Sara alzò gli occhi al cielo e incrociò le braccia. Quando ci si metteva, la Ilary era proprio una rompiscatole.

«Te l'ho detto: studiamo. A volte leggiamo, guardiamo qualche serie o andiamo in giro. Cose così. Contenta?» Ma Ilaria sembrava non ascoltarla. Masticava lentamente la sua barretta ipocalorica e al contempo osservava i ragazzi in fondo ridacchiare e strattonarsi tra loro.

«Almeno mi dici chi ti piace?» le domandò quindi con sguardo inquisitorio.

«Mmm?»

«E dai, Sara, non fare la finta tonta! Mi rifiuto di credere che non provi niente per quei due. Non sono più i tuoi innocenti e asessuati amichetti d'infanzia, ok? Sono cresciuti, guardali» fece Ilaria indicandoli a una Sara basita. «Uno è praticamente un modello. Uno stramaledetto principe azzurro. Irraggiungibile» decretò Ilaria con voce adorante mentre Sara si rassegnava a sentirla spasimare. «L'altro è un bastardo presuntuoso, è vero... ma quanto è intrigante? Ha quell'aria da artista tormentato che attrae. Saranno gli occhi profondi, il capello selvaggio... non lo so.

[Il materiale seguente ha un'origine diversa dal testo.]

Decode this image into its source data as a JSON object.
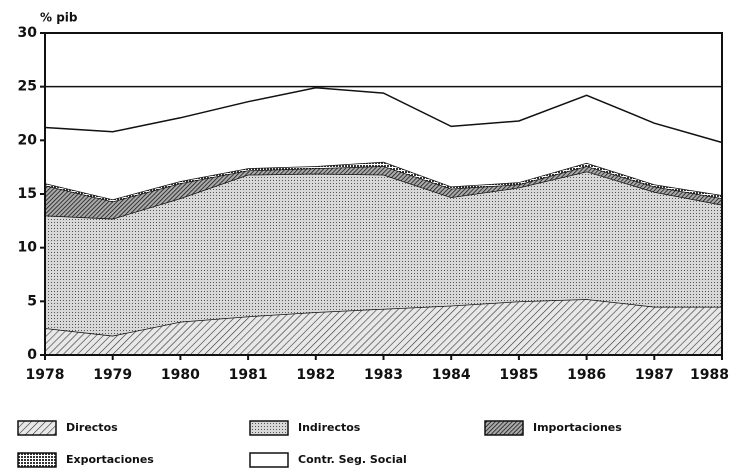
{
  "chart_data": {
    "type": "stacked_area",
    "y_label": "% pib",
    "categories": [
      "1978",
      "1979",
      "1980",
      "1981",
      "1982",
      "1983",
      "1984",
      "1985",
      "1986",
      "1987",
      "1988"
    ],
    "series": [
      {
        "name": "Directos",
        "pattern": "diag",
        "values": [
          2.5,
          1.8,
          3.1,
          3.6,
          4.0,
          4.3,
          4.6,
          5.0,
          5.2,
          4.5,
          4.5
        ]
      },
      {
        "name": "Indirectos",
        "pattern": "dots",
        "values": [
          10.5,
          10.9,
          11.5,
          13.2,
          12.9,
          12.5,
          10.1,
          10.6,
          11.9,
          10.7,
          9.5
        ]
      },
      {
        "name": "Importaciones",
        "pattern": "dense",
        "values": [
          2.8,
          1.6,
          1.4,
          0.4,
          0.5,
          0.8,
          0.8,
          0.3,
          0.5,
          0.5,
          0.6
        ]
      },
      {
        "name": "Exportaciones",
        "pattern": "grid",
        "values": [
          0.2,
          0.2,
          0.2,
          0.2,
          0.2,
          0.4,
          0.2,
          0.2,
          0.3,
          0.2,
          0.3
        ]
      },
      {
        "name": "Contr. Seg. Social",
        "pattern": "white",
        "values": [
          5.2,
          6.3,
          5.9,
          6.2,
          7.3,
          6.4,
          5.6,
          5.7,
          6.3,
          5.7,
          4.9
        ]
      }
    ],
    "ylim": [
      0,
      30
    ],
    "yticks": [
      0,
      5,
      10,
      15,
      20,
      25,
      30
    ],
    "reference_lines": [
      25
    ]
  }
}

Fatto sta che quello sguardo enigmatico mi manda proprio fuori fase» confessò Ilaria facendo fuori la barretta con un ultimo, avido morso. «Certo che se è bravo a letto tanto quanto è bravo a scuola...»

«Ilary!» esclamò Sara oltraggiata piegandosi in avanti e sferrandole una sonora manata sulla coscia.

«Oook, scusa! Mi taccio. Non c'è bisogno che fai la gelosa.»

«Non sono gelosa.»

«Ah no? Fantastico! Allora posso unirmi a voi?»

«No.»

«Perché? Potremmo studiare tutti insieme appassionatamente...»

«Spiacente, siamo un trio chiuso» sottolineò Sara sperando di metterla definitivamente a tacere.

«Ecco, lo sapevo: vuoi tenerteli tutti e due per te! Bell'amica che sei» ribatté Ilaria con voce lagnosa.

«Ah ah, ma Ilary che dici? Guarda che non li tengo mica in gabbia. Sono liberi di frequentare chi vogliono.»

«E allora perché tutto questo attaccamento, eh? Avete un legame così... morboso voi tre! Secondo me nascondete qualcosa» disse Ilaria con sospetto. Per tutta risposta, Sara scoppiò a ridere. Ilaria incrociò le braccia e mise su un broncio offeso. «Non è che non mi volete perché non sono abbastanza "acculturata" per entrare nella vostra esclusiva cricca? Fate tutti i letterati voi tre.»

«Ilary, ma insomma vuoi piantarla? Non siamo mica una confraternita segreta.»

«Potreste benissimo esserlo.»

«Saresti un'eccellente teorica del complotto, lo sai?»

La campanella segnalò, con palese disappunto degli studenti, la fine della ricreazione.

«Ok, la pianto» si arrese Ilaria scuotendo il capo e gettando con stizza la carta striminzita dello snack nella pattumiera. «Ma tu vedi di fare l'amica e mettere una buona parola sulla sottoscritta.»